Pharaon, de son côté, pensait aussi à Tahoser. Après avoir fait les libations et les offrandes exigées par le rituel, il s’était assis dans la cour intérieure du gynécée, et rêvait, sans prendre garde aux ébats de ses femmes, qui, nues et couronnées de fleurs, se jouaient dans la transparence de la piscine, se jetant de l’eau et poussant des éclats de rire grêles et sonores pour attirer l’attention du maître, qui n’avait pas décidé, contre son habitude, quelle serait la reine en faveur cette semaine-là.

C’était un tableau charmant que ces belles femmes dont les corps sveltes luisaient sous l’eau comme des statues de jaspe submergées, dans ce cadre d’arbustes et de fleurs, au milieu de cette cour entourée de colonnes peintes de couleurs éclatantes, à la pure lumière d’un ciel d’azur, que traversait de temps à autre un ibis le bec au vent et les pattes tendues en arrière.

Amensé et Twéa, lasses de nager, étaient sorties de l’eau, et, agenouillées au bord du bassin, étalaient au soleil pour la sécher leur épaisse chevelure noire, dont les mèches d’ébène faisaient paraître leur peau plus blanche encore ; les dernières perles du bain roulaient sur leurs épaules lustrées et sur leurs bras polis comme le jade ; des servantes les frottaient d’essences et d’huiles aromatiques, tandis qu’une jeune Éthiopienne leur offrait à respirer le calice d’une large fleur.

On eût dit que l’ouvrier qui avait sculpté les bas-reliefs décoratifs des salles du gynécée avait pris ces groupes pleins de grâce pour modèles ; mais Pharaon n’eût pas regardé d’un œil plus froid le dessin incisé dans la pierre.

Juché sur le dossier du fauteuil, le singe privé croquait des dattes et faisait claquer ses dents ; contre les jambes du maître le chat favori se frottait en arrondissant le dos ; le nain difforme tirait la queue du singe et les moustaches du chat, dont l’un glapissait et l’autre jurait, ce qui ordinairement déridait Sa Majesté ; mais Sa Majesté n’était pas ce jour-là en train de rire. Elle écarta le chat, fit descendre le singe du fauteuil, donna un coup de poing sur la tête du nain, et se dirigea vers les appartements de granit.
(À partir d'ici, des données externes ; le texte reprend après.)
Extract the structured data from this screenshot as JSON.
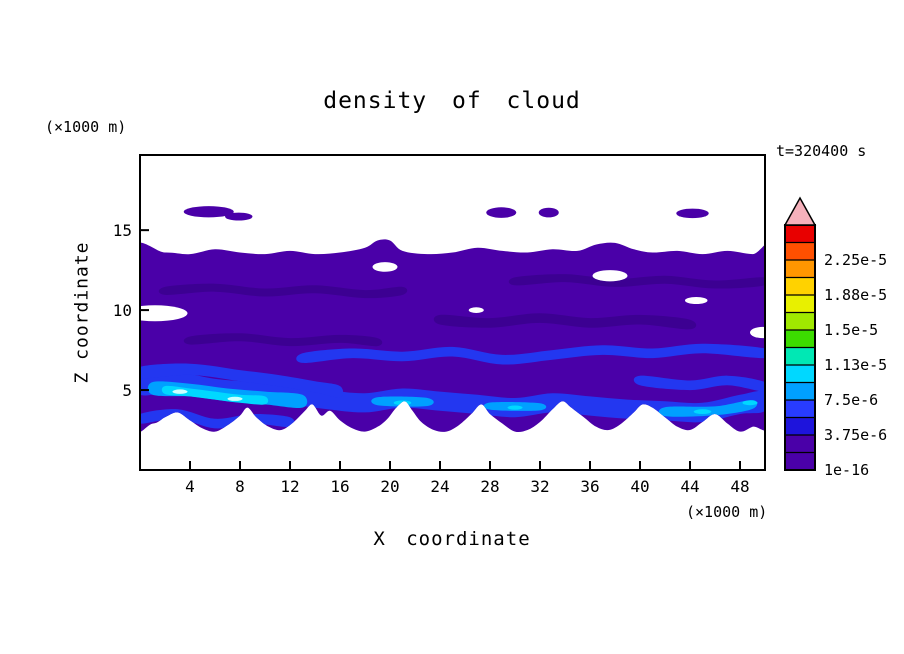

Chacune de ces chambres était formée de blocs d’une grandeur prodigieuse, et fermée par des portes de pierre qu’aucune puissance humaine n’eût pu forcer, à moins de savoir le secret qui les faisait s’ouvrir.

Dans ces chambres étaient enfermés les richesses du Pharaon et le butin enlevé aux nations conquises. Il y avait là des lingots de métaux précieux, des couronnes d’or et d’argent, des gorgerins et des bracelets d’émaux cloisonnés, des boucles d’oreilles reluisant comme le disque de Moui ; des colliers à rangs septuples de cornaline, de lapis-lazuli, de jaspe sanguin, de perles, d’agates, de sardoines, d’onyx ; des cercles finement travaillés pour les jambes, des ceintures à plaques d’or gravées d’hiéroglyphes, des bagues à chaton de scarabée ; des files de poissons, de crocodiles et de cœurs en estampage d’or, des serpents d’émail se repliant plusieurs fois sur eux-mêmes ; des vases de bronze, des buires d’albâtre rubané, de verre bleu où se tordaient des spirales blanches ; des coffrets de terre émaillée, des boîtes en bois de sandal affectant des formes bizarres et chimériques, des monceaux d’aromates de tous les pays, des blocs d’ébène ; des étoffes précieuses si fines que la pièce eût passé par un anneau ; des plumes d’autruche noires et blanches, ou coloriées de diverses teintes ; des défenses d’éléphant d’une monstrueuse grosseur, des coupes en or, en argent, en verre doré, des statuettes excellentes, tant pour la manière que pour le travail.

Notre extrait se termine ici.